Since the U.S. presidential election, there’s been a lot of talk about how certain groups of voters—from the “liberal elite” on the coasts to folks in the rural heartland to the tech establishment in Silicon Valley to the media that covered the election to anyone who gets their news solely from Facebook—are living in a bubble.
But isn’t it true that everyone’s always lived in a bubble? That’s the reason why we travel—to get outside the bubbles we were born and raised in or currently inhabit, see how other people live and think, and broaden our worldview. Whatever your political leanings, I think this election reinforced how important it is to experience new places (especially within our own country), connect with people who aren’t like us, listen to different perspectives, and find common ground. As Mark Twain put it, “Travel is fatal to prejudice.”
With America’s role on the international stage unclear, though, some people are wondering how they will be treated when they go abroad now. As someone who has traveled in a number of risky countries at times when U.S. government policies were not in favor, I’m here to tell you that, in my experience, as long as you don’t behave like an “ugly American,” people don’t judge you based on your government. That’s because they don’t want you to judge them based on their government.
I can also tell you that, in countries that depend on tourist dollars and don’t see lots of U.S. travelers, people are particularly nice to Americans because, simply put, the American visitors who do travel there spend more money and tip better than other tourists.
When I went to Istanbul during the build-up to the Iraq War—a period when people were worried about anti-American sentiment and experts were advising not to fly on U.S. airlines or stay in Western hotels—everyone I met, from waiters to carpet merchants, told me that while they might disagree with U.S. policies, they love American travelers since they are more interested in learning about Turkish culture than other tourists who go straight to the seaside on cheap package holidays.

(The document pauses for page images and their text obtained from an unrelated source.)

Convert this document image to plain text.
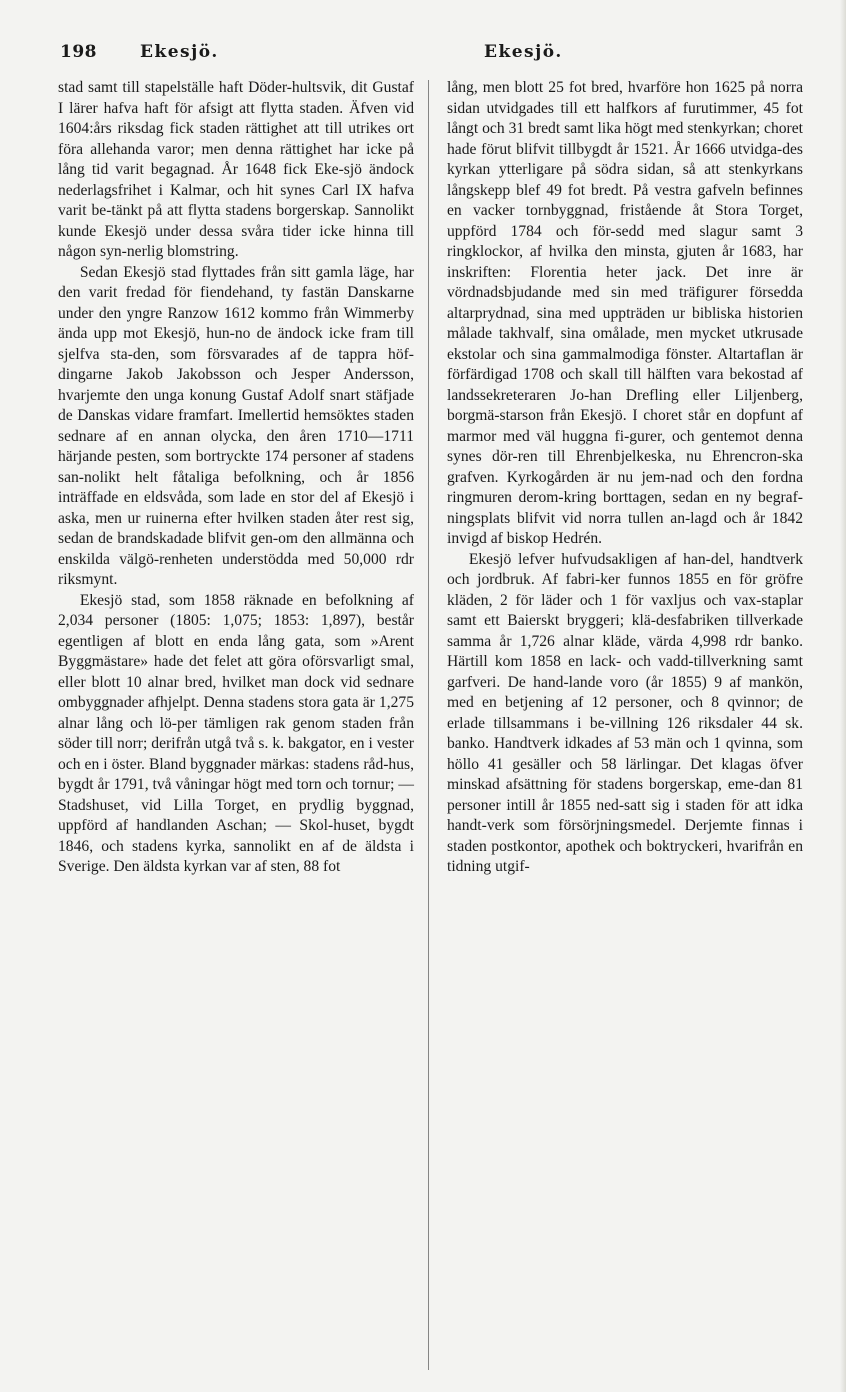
198	Ekesjö.	Ekesjö.

stad samt till stapelställe haft Döder-hultsvik, dit Gustaf I lärer hafva haft för afsigt att flytta staden. Äfven vid 1604:års riksdag fick staden rättighet att till utrikes ort föra allehanda varor; men denna rättighet har icke på lång tid varit begagnad. År 1648 fick Eke-sjö ändock nederlagsfrihet i Kalmar, och hit synes Carl IX hafva varit be-tänkt på att flytta stadens borgerskap. Sannolikt kunde Ekesjö under dessa svåra tider icke hinna till någon syn-nerlig blomstring.

Sedan Ekesjö stad flyttades från sitt gamla läge, har den varit fredad för fiendehand, ty fastän Danskarne under den yngre Ranzow 1612 kommo från Wimmerby ända upp mot Ekesjö, hun-no de ändock icke fram till sjelfva sta-den, som försvarades af de tappra höf-dingarne Jakob Jakobsson och Jesper Andersson, hvarjemte den unga konung Gustaf Adolf snart stäfjade de Danskas vidare framfart. Imellertid hemsöktes staden sednare af en annan olycka, den åren 1710—1711 härjande pesten, som bortryckte 174 personer af stadens san-nolikt helt fåtaliga befolkning, och år 1856 inträffade en eldsvåda, som lade en stor del af Ekesjö i aska, men ur ruinerna efter hvilken staden åter rest sig, sedan de brandskadade blifvit gen-om den allmänna och enskilda välgö-renheten understödda med 50,000 rdr riksmynt.

Ekesjö stad, som 1858 räknade en befolkning af 2,034 personer (1805: 1,075; 1853: 1,897), består egentligen af blott en enda lång gata, som »Arent Byggmästare» hade det felet att göra oförsvarligt smal, eller blott 10 alnar bred, hvilket man dock vid sednare ombyggnader afhjelpt. Denna stadens stora gata är 1,275 alnar lång och lö-per tämligen rak genom staden från söder till norr; derifrån utgå två s. k. bakgator, en i vester och en i öster. Bland byggnader märkas: stadens råd-hus, bygdt år 1791, två våningar högt med torn och tornur; — Stadshuset, vid Lilla Torget, en prydlig byggnad, uppförd af handlanden Aschan; — Skol-huset, bygdt 1846, och stadens kyrka, sannolikt en af de äldsta i Sverige. Den äldsta kyrkan var af sten, 88 fot

lång, men blott 25 fot bred, hvarföre hon 1625 på norra sidan utvidgades till ett halfkors af furutimmer, 45 fot långt och 31 bredt samt lika högt med stenkyrkan; choret hade förut blifvit tillbygdt år 1521. År 1666 utvidga-des kyrkan ytterligare på södra sidan, så att stenkyrkans långskepp blef 49 fot bredt. På vestra gafveln befinnes en vacker tornbyggnad, fristående åt Stora Torget, uppförd 1784 och för-sedd med slagur samt 3 ringklockor, af hvilka den minsta, gjuten år 1683, har inskriften: Florentia heter jack. Det inre är vördnadsbjudande med sin med träfigurer försedda altarprydnad, sina med uppträden ur bibliska historien målade takhvalf, sina omålade, men mycket utkrusade ekstolar och sina gammalmodiga fönster. Altartaflan är förfärdigad 1708 och skall till hälften vara bekostad af landssekreteraren Jo-han Drefling eller Liljenberg, borgmä-starson från Ekesjö. I choret står en dopfunt af marmor med väl huggna fi-gurer, och gentemot denna synes dör-ren till Ehrenbjelkeska, nu Ehrencron-ska grafven. Kyrkogården är nu jem-nad och den fordna ringmuren derom-kring borttagen, sedan en ny begraf-ningsplats blifvit vid norra tullen an-lagd och år 1842 invigd af biskop Hedrén.

Ekesjö lefver hufvudsakligen af han-del, handtverk och jordbruk. Af fabri-ker funnos 1855 en för gröfre kläden, 2 för läder och 1 för vaxljus och vax-staplar samt ett Baierskt bryggeri; klä-desfabriken tillverkade samma år 1,726 alnar kläde, värda 4,998 rdr banko. Härtill kom 1858 en lack- och vadd-tillverkning samt garfveri. De hand-lande voro (år 1855) 9 af mankön, med en betjening af 12 personer, och 8 qvinnor; de erlade tillsammans i be-villning 126 riksdaler 44 sk. banko. Handtverk idkades af 53 män och 1 qvinna, som höllo 41 gesäller och 58 lärlingar. Det klagas öfver minskad afsättning för stadens borgerskap, eme-dan 81 personer intill år 1855 ned-satt sig i staden för att idka handt-verk som försörjningsmedel. Derjemte finnas i staden postkontor, apothek och boktryckeri, hvarifrån en tidning utgif-
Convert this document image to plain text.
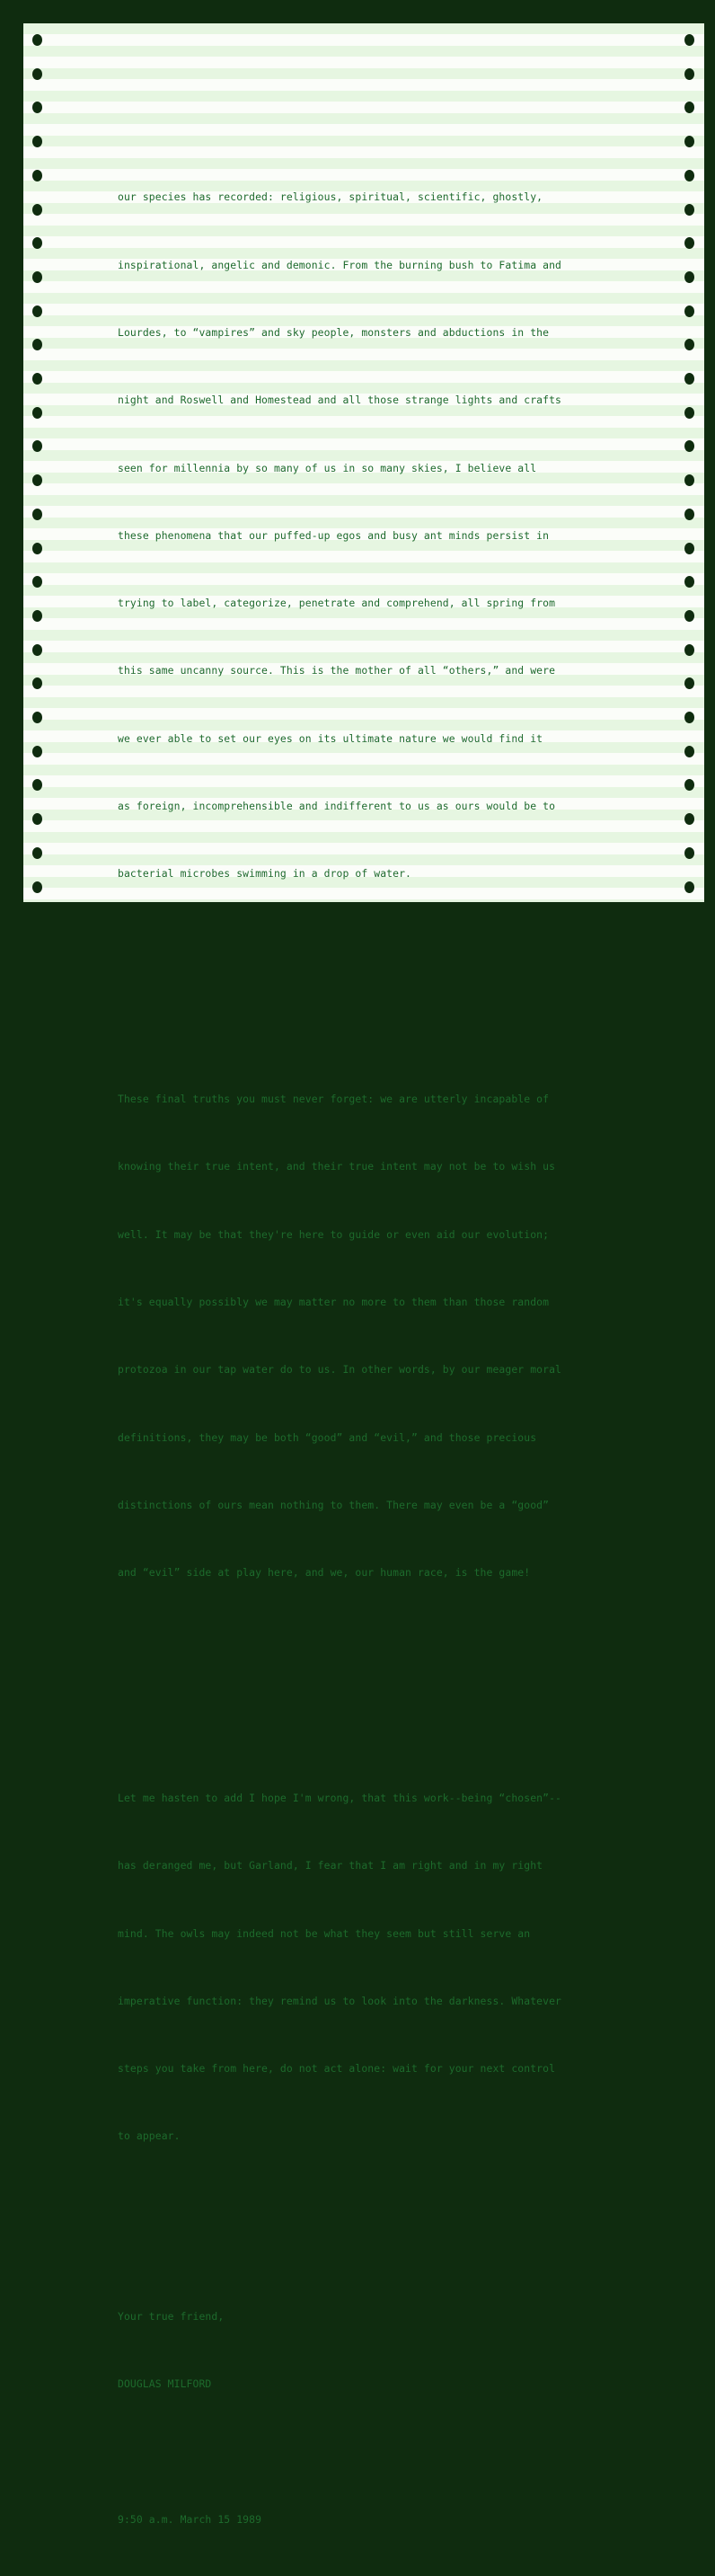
our species has recorded: religious, spiritual, scientific, ghostly,

inspirational, angelic and demonic. From the burning bush to Fatima and

Lourdes, to “vampires” and sky people, monsters and abductions in the

night and Roswell and Homestead and all those strange lights and crafts

seen for millennia by so many of us in so many skies, I believe all

these phenomena that our puffed-up egos and busy ant minds persist in

trying to label, categorize, penetrate and comprehend, all spring from

this same uncanny source. This is the mother of all “others,” and were

we ever able to set our eyes on its ultimate nature we would find it

as foreign, incomprehensible and indifferent to us as ours would be to

bacterial microbes swimming in a drop of water.

These final truths you must never forget: we are utterly incapable of

knowing their true intent, and their true intent may not be to wish us

well. It may be that they're here to guide or even aid our evolution;

it's equally possibly we may matter no more to them than those random

protozoa in our tap water do to us. In other words, by our meager moral

definitions, they may be both “good” and “evil,” and those precious

distinctions of ours mean nothing to them. There may even be a “good”

and “evil” side at play here, and we, our human race, is the game!

Let me hasten to add I hope I'm wrong, that this work--being “chosen”--

has deranged me, but Garland, I fear that I am right and in my right

mind. The owls may indeed not be what they seem but still serve an

imperative function: they remind us to look into the darkness. Whatever

steps you take from here, do not act alone: wait for your next control

to appear.

Your true friend,

DOUGLAS MILFORD

9:50 a.m. March 15 1989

Later, during the Iraq War, I found myself in Kurdistan in southeastern Turkey and, again, nobody I met equated me with the foreign policy of the nation I live in. I was treated as a fellow human being first.
The same happened when I traveled in Egypt, Jordan, Lebanon, and Syria. In fact, I’ve found people in the Middle East to be among the most welcoming and friendly people I’ve met anywhere in the world. As Aldous Huxley said, “To travel is to discover that everyone is wrong about other countries.”
It’s a good thing I saw the sites of Syria when I did; today it’s off-limits, as a result of a brutal and tragic war. Lord only knows what the ancient city of Palmyra looks like now. I’m always telling people: Go while you can.
That’s why I’m taking the family to Sri Lanka this winter. Yesterday I asked my husband, Tim, if he’s having any second thoughts about that. “I was in Nicaragua during a war when Reagan was in power,” he replied. “After that, anything’s easy.”
People overseas are already wondering how they will be treated if they travel to the United States in this new era. We’re already seeing foreign governments issuing warnings to their U.S.-bound citizens to exercise greater vigilance. Will State Department travel warnings for outbound travelers change? It will be interesting to see.